Psychologists call it compassion fatigue, the dulling that occurs when exposure to suffering exceeds our capacity to process it. The brain, built for local danger, struggles with global simultaneity. It cannot hold a collapsing building and a cappuccino order with equal weight for very long. When there is nothing immediate to fix, nothing tangible to repair, it does what it must to survive. It compartmentalises.
Modern life demands this skill.
The same device that delivers footage of airstrikes also carries restaurant reservations, cricket highlights, birthday reminders, and discount codes. Tragedy arrives formatted like everything else, scaled for a screen that does not distinguish between devastation and entertainment. It is absorbed in fragments. It is swiped past. It is returned to later.
In Colombo, that fragmentation carries a particular weight because crisis is not theoretical here. This is a country that remembers the sound of sirens and the silence that follows explosions. A country that watched Easter Sunday fracture an ordinary morning. A country that stood in fuel queues that stretched across neighbourhoods, while cameras from around the world zoomed in. Sri Lankans know what it means to be reduced to footage, to have grief edited into a segment and broadcast elsewhere.
Perhaps that history is why the guilt feels sharper.
A young professional describes scrolling late at night as “too much and never enough.” Too much information arriving without warning. Never enough agency to alter its outcome. Another hesitates before posting a beach photograph because the light feels almost obscene against images of smoke rising elsewhere. “Am I supposed to stop living?” she asks, and the question lingers longer than the photograph itself.
This is the moral arithmetic of the modern middle class. The negotiation between awareness and endurance. The quiet calculation of how much suffering one can carry without becoming paralysed by it.
Outside the café, the sea looks theatrically calm. Inside, the room is curated for comfort. Linen dresses. Minimalist interiors. A soundtrack soft enough not to intrude. The aesthetic of ease exists alongside a world that is not at ease.
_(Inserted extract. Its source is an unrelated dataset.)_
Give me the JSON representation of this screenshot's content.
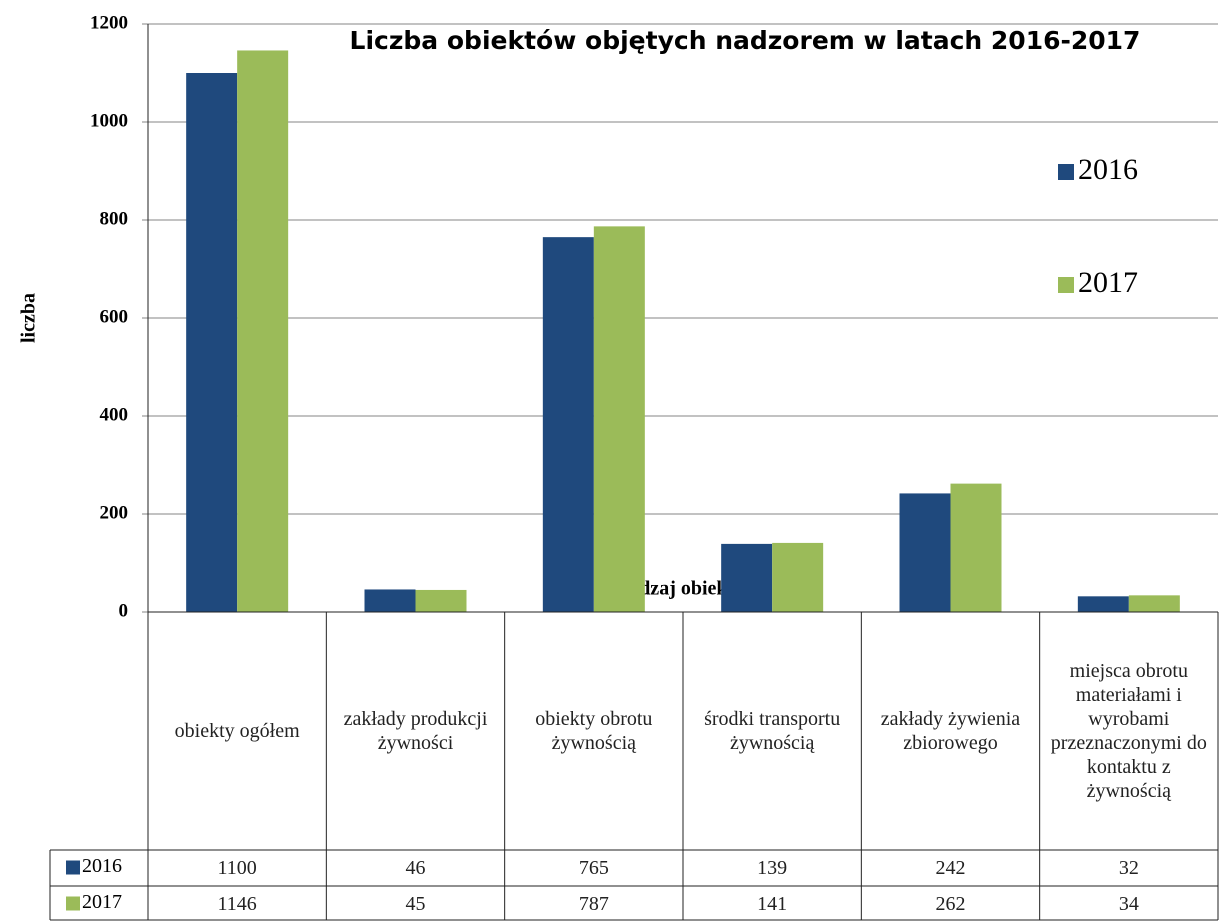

Sociologists often argue that ritual sustains societies during instability. In Sri Lanka, cricket has long served that function. So have weddings. So have Sunday lunches and evening walks at Independence Square, where children race bicycles in widening circles. These are not trivial distractions. They are continuity.
Yet the question lingers, not accusatory but insistent. Is joy an act of resilience, or does it risk becoming retreat?
When the bill arrives, it is split evenly. Phones light up again, briefly, like small private alarms. This time, no one reaches immediately.
The headline will still be there tomorrow morning, refreshed with new numbers, new names, new rearrangements of ordinary lives. The dessert menu will still list tiramisu and flourless chocolate cake, unchanged and indifferent to the scale of loss unfolding elsewhere. The difference between those two realities is not cruelty. It is distance, and distance, however accidental, is its own kind of privilege.
The world does not reorganise itself around a café table in Colombo. Nor does that table exist outside the world. Somewhere between the sweetness of dessert and the cold glow of a notification, a generation is learning how to live with this awareness, how to let grief register without allowing it to consume every ordinary hour. It is not an elegant balance. It does not resolve the discomfort. But it may be the only way to remain human in an age where suffering and sunlight arrive on the same screen.